La Commission européenne a adopté le 11 novembre 2010 une communication sur la mise en œuvre de l’article 260 (3) TFUE, afin d’exposer la manière dont elle compte appliquer, en pratique, la nouvelle disposition instaurée par le Traité de Lisbonne.
Les principales dispositions de cette Communications peuvent être résumées comme suit :
1. La Commission peut recourir à l’article 260 (3) TFUE en demandant à la Cour de prononcer des sanctions financières dès son premier arrêt, par principe, dans tous les recours en manquement pour non-communication des mesures de transposition d’une directive par un Etat membre (sauf dans quelques cas particuliers, décidés au cas par cas).
2. La nouvelle mesure s’applique à toute non-communication totale ou partielle des mesures nationales de transposition.
3. S’il y a un différend sur le caractère suffisant ou non des mesures nationales de transposition communiquées, la Commission ne recourra pas à l’article 260 (3) TFUE. En effet, dès lors qu’il s’agira d’une transposition incorrecte, l’article 260 (2) TFUE s’appliquera.
4. Dans un premier temps d’application des nouvelles mesures, la Commission ne demandera à la Cour de ne condamner l’Etat membre qu’à une astreinte journalière.
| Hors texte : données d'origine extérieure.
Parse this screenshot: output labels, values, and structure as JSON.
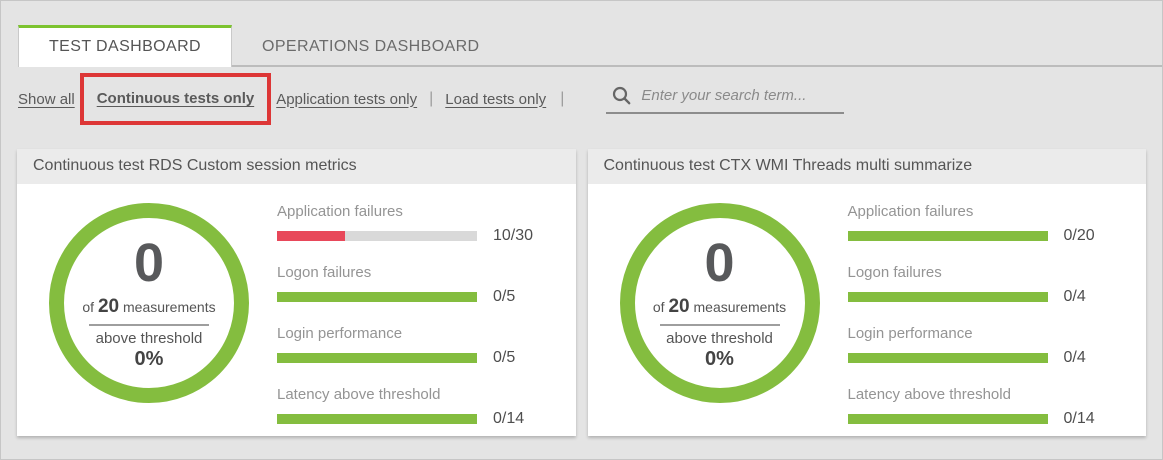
{
  "tabs": [
    {
      "label": "TEST DASHBOARD",
      "active": true
    },
    {
      "label": "OPERATIONS DASHBOARD",
      "active": false
    }
  ],
  "filters": {
    "show_all": "Show all",
    "continuous_only": "Continuous tests only",
    "application_only": "Application tests only",
    "load_only": "Load tests only",
    "separator": "|"
  },
  "search": {
    "placeholder": "Enter your search term...",
    "value": ""
  },
  "colors": {
    "accent_green": "#84bd3f",
    "alert_red": "#e8485a",
    "annotation_red": "#dd3636",
    "bar_track": "#d9d9d9",
    "tab_active_border": "#7cc32f"
  },
  "cards": [
    {
      "title": "Continuous test RDS Custom session metrics",
      "donut": {
        "count": "0",
        "of": "of",
        "total": "20",
        "measurements": "measurements",
        "threshold": "above threshold",
        "percent": "0%"
      },
      "metrics": [
        {
          "label": "Application failures",
          "value": "10/30",
          "fill_percent": 34,
          "fill_color": "#e8485a"
        },
        {
          "label": "Logon failures",
          "value": "0/5",
          "fill_percent": 100,
          "fill_color": "#84bd3f"
        },
        {
          "label": "Login performance",
          "value": "0/5",
          "fill_percent": 100,
          "fill_color": "#84bd3f"
        },
        {
          "label": "Latency above threshold",
          "value": "0/14",
          "fill_percent": 100,
          "fill_color": "#84bd3f"
        }
      ]
    },
    {
      "title": "Continuous test CTX WMI Threads multi summarize",
      "donut": {
        "count": "0",
        "of": "of",
        "total": "20",
        "measurements": "measurements",
        "threshold": "above threshold",
        "percent": "0%"
      },
      "metrics": [
        {
          "label": "Application failures",
          "value": "0/20",
          "fill_percent": 100,
          "fill_color": "#84bd3f"
        },
        {
          "label": "Logon failures",
          "value": "0/4",
          "fill_percent": 100,
          "fill_color": "#84bd3f"
        },
        {
          "label": "Login performance",
          "value": "0/4",
          "fill_percent": 100,
          "fill_color": "#84bd3f"
        },
        {
          "label": "Latency above threshold",
          "value": "0/14",
          "fill_percent": 100,
          "fill_color": "#84bd3f"
        }
      ]
    }
  ]
}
Seul dans des cas appropriés si les circonstances le justifient, la Commission demandera également la condamnation de l’Etat membre à une somme forfaitaire.
5. La Commission maintient les formules actuelles de calcul des sanctions financières avec cependant une modification substantielle pour ce qui est de la date de départ prise en compte pour les calculs : elle prendra en compte comme date de départ pour ce calcul le lendemain de l’expiration du délai de transposition de la directive.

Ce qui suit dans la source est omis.